During a recent visit, the newsroom was mostly empty chairs and switched-off computers. One of the remaining reporters, Joselyn Torres, told CPJ most of its journalists earn minimum wage and supplement their income by freelancing.
“People are still working here because they like Tal Cual’s journalism,” she said. “And they love Teodoro.”
She was referring to Teodoro Petkoff, a former guerrilla fighter and economy minister who founded Tal Cual in 2000. Now 83 and ill, Petkoff is no longer involved in day-to-day operations. “I’m bedridden,” he told the BBC in February. But for years, Petkoff was the voice of the paper.
Although he leaned to the left, Petkoff had little stomach for the socialist revolution ushered in by the late President Hugo Chávez in 1999. Concerned about Chávez’s military background and authoritarian tendencies, Petkoff denounced what he viewed as the government’s errors and abuses in front-page editorials. But he also criticized opposition politicians for supporting a 2002 coup that briefly ousted Chávez, for promoting a 2003 oil workers’ strike designed to bring down Chávez, and for boycotting the 2005 legislative elections.
Petkoff’s broadsides became a Tal Cual trademark that helped push up daily circulation to 25,000 in the early 2000s, Coscojuela said. But the glory was short-lived. Never very profitable, Tal Cual began losing money as the government nationalized private companies that had advertised in the newspaper then stopped once under state control. Daily circulation has fallen to 8,000 amid Venezuela’s economic crisis while one of the world’s highest inflation rates sent operating costs soaring. Last year, Tal Cual nearly stopped publishing amid a newsprint shortage.

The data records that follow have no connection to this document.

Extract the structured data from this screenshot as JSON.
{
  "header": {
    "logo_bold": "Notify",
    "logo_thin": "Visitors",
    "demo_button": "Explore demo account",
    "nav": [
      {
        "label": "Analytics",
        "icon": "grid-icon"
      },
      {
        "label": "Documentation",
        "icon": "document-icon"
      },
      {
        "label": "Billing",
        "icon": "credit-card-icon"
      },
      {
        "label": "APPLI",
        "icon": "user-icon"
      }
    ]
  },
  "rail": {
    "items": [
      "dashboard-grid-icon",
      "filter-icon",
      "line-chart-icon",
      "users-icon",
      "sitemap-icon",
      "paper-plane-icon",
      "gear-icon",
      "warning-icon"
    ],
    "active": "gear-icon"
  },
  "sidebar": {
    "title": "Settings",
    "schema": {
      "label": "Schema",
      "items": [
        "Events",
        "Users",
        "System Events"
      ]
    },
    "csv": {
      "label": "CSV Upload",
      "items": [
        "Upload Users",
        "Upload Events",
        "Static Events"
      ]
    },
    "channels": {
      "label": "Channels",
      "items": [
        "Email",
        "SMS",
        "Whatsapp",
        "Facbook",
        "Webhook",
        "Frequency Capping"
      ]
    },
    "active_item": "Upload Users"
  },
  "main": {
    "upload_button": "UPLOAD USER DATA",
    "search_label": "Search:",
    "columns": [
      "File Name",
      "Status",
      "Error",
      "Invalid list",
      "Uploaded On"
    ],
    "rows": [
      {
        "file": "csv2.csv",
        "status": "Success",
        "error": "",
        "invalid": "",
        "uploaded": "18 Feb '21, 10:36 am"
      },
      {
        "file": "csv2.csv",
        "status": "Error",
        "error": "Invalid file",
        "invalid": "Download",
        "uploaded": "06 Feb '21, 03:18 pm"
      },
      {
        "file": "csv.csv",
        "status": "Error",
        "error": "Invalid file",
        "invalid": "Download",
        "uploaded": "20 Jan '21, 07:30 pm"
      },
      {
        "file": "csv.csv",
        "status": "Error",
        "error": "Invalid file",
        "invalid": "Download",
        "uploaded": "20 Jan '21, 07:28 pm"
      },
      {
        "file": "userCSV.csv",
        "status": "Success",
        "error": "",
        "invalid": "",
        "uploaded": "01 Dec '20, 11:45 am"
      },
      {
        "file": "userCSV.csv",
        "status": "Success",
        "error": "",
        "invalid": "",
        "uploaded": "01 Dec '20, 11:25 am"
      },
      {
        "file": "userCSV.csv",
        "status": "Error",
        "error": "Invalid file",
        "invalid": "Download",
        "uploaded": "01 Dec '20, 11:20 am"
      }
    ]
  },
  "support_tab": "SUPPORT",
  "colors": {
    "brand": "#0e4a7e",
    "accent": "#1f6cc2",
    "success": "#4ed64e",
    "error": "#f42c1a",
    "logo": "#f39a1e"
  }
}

But by far the greatest challenge the paper has faced has been a long-running legal offensive by the Chávez and Maduro governments. In the past decade, Tal Cual has faced seven government lawsuits as well as tax investigations, Coscojuela said.
Márquez, for example, was sued over a 2005 column that consisted of a satirical letter to Chávez’s nine-year-old daughter in which he asked her to tell her father to tone down his behavior. He and the newspaper’s publishing company were found guilty of violating the rights of a child and fined $18,600. Editors and reporters took up a collection to help cover the fine and court costs.
Last year, National Assembly President Diosdado Cabello filed a civil defamation lawsuit against Tal Cual over an opinion piece that republished an erroneous quote from Cabello that was originally published on the Noticiero Digital news site. Tal Cual printed an apology but the lawsuit has gone forward, forcing Petkoff or other board members to show up in court every week. Coscojuela told CPJ that the newspaper expects to lose the lawsuit and get hit with another debilitating fine.
Balbi, of IPYS, said the Maduro administration has put a legal “noose” around the newspaper in an effort to asphyxiate it. IPYS recently produced a video about what it describes as the government’s campaign against Tal Cual, called: “How to pressure a newspaper in six steps.”
Still, Tal Cual remains defiant.
“Tal Cual has no intention of closing its doors,” the newspaper’s board of directors declared in a February communiqué. “If people in the government thought they had defeated Tal Cual, they are wrong.”